🤖 AI Summary
This study investigates factors influencing vulnerability remediation time in the Maven ecosystem, focusing on CVE severity, library popularity (number of dependents), and release frequency. Leveraging the largest empirical dependency graph to date—comprising 658,000 libraries and 14 million versions—and integrating the Goblin dependency database, statistical modeling, and survival analysis, we conduct causal inference. Contrary to the common intuition that critical vulnerabilities are repaired substantially faster, we find that critical CVEs are only marginally quicker to remediate than non-critical ones. A tenfold increase in dependent count reduces median remediation time by 19%; libraries releasing ≥2 versions per month remediate vulnerabilities 41% faster.
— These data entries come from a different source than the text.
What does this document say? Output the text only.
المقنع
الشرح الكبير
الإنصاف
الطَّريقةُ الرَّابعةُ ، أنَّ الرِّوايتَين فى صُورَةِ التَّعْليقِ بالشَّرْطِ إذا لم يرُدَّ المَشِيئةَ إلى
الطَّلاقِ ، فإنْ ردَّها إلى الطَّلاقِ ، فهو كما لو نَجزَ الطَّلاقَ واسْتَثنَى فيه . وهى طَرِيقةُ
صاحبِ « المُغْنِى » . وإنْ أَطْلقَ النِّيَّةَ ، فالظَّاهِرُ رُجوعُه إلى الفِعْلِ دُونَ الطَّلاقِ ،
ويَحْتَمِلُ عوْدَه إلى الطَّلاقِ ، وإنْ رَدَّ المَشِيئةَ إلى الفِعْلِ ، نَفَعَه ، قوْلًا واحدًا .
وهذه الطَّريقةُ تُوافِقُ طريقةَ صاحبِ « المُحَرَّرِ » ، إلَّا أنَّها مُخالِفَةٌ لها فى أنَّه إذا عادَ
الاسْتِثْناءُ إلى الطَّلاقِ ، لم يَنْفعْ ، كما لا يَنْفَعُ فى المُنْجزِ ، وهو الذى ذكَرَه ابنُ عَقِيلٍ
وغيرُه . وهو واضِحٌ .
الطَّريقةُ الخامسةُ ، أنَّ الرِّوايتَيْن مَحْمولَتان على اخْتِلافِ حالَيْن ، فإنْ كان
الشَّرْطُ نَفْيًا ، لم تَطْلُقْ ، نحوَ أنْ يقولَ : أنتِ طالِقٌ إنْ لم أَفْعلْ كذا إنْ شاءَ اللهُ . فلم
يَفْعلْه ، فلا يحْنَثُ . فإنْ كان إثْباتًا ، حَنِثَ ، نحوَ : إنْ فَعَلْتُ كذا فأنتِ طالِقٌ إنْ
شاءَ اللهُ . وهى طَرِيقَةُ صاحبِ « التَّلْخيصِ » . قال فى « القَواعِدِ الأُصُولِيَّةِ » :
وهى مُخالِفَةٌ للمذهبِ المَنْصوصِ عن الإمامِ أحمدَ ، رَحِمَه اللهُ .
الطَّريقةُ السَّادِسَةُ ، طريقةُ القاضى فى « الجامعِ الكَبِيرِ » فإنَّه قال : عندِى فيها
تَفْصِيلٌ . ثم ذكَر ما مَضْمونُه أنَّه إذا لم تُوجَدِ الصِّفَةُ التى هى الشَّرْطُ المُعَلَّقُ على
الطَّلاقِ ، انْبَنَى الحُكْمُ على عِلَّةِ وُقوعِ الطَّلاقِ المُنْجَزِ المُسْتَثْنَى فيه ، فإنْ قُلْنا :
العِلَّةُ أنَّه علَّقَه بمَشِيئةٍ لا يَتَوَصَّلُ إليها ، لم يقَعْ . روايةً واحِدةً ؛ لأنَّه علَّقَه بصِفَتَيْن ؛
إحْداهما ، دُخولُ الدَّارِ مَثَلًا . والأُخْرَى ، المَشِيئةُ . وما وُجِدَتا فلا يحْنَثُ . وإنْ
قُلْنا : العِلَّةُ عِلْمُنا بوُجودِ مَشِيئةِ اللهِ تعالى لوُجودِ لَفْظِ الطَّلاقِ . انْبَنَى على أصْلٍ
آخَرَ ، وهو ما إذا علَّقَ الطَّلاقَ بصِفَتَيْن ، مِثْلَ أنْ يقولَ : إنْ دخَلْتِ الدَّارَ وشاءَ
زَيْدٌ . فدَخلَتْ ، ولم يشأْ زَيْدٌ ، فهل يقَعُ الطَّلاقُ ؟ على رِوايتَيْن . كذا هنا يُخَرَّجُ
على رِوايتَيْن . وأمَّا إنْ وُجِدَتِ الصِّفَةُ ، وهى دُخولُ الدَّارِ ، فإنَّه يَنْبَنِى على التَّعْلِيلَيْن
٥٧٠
This work is the first to empirically demonstrate significant positive acceleration effects of both popularity and high release frequency on vulnerability response, providing data-driven foundations for vulnerability prioritization policies and ecosystem-wide governance.
📝 Abstract
This study investigates the software vulnerability resolution time in the Maven ecosystem, focusing on the influence of CVE severity, library popularity as measured by the number of dependents, and version release frequency. The results suggest that critical vulnerabilities are addressed slightly faster compared to lower-severity ones. Library popularity shows a positive impact on resolution times, while frequent version updates are associated with faster vulnerability fixes. These statistically significant findings are based on a thorough evaluation of over 14 million versions from 658,078 libraries using the dependency graph database of Goblin framework. These results emphasize the need for proactive maintenance strategies to improve vulnerability management in open-source ecosystems.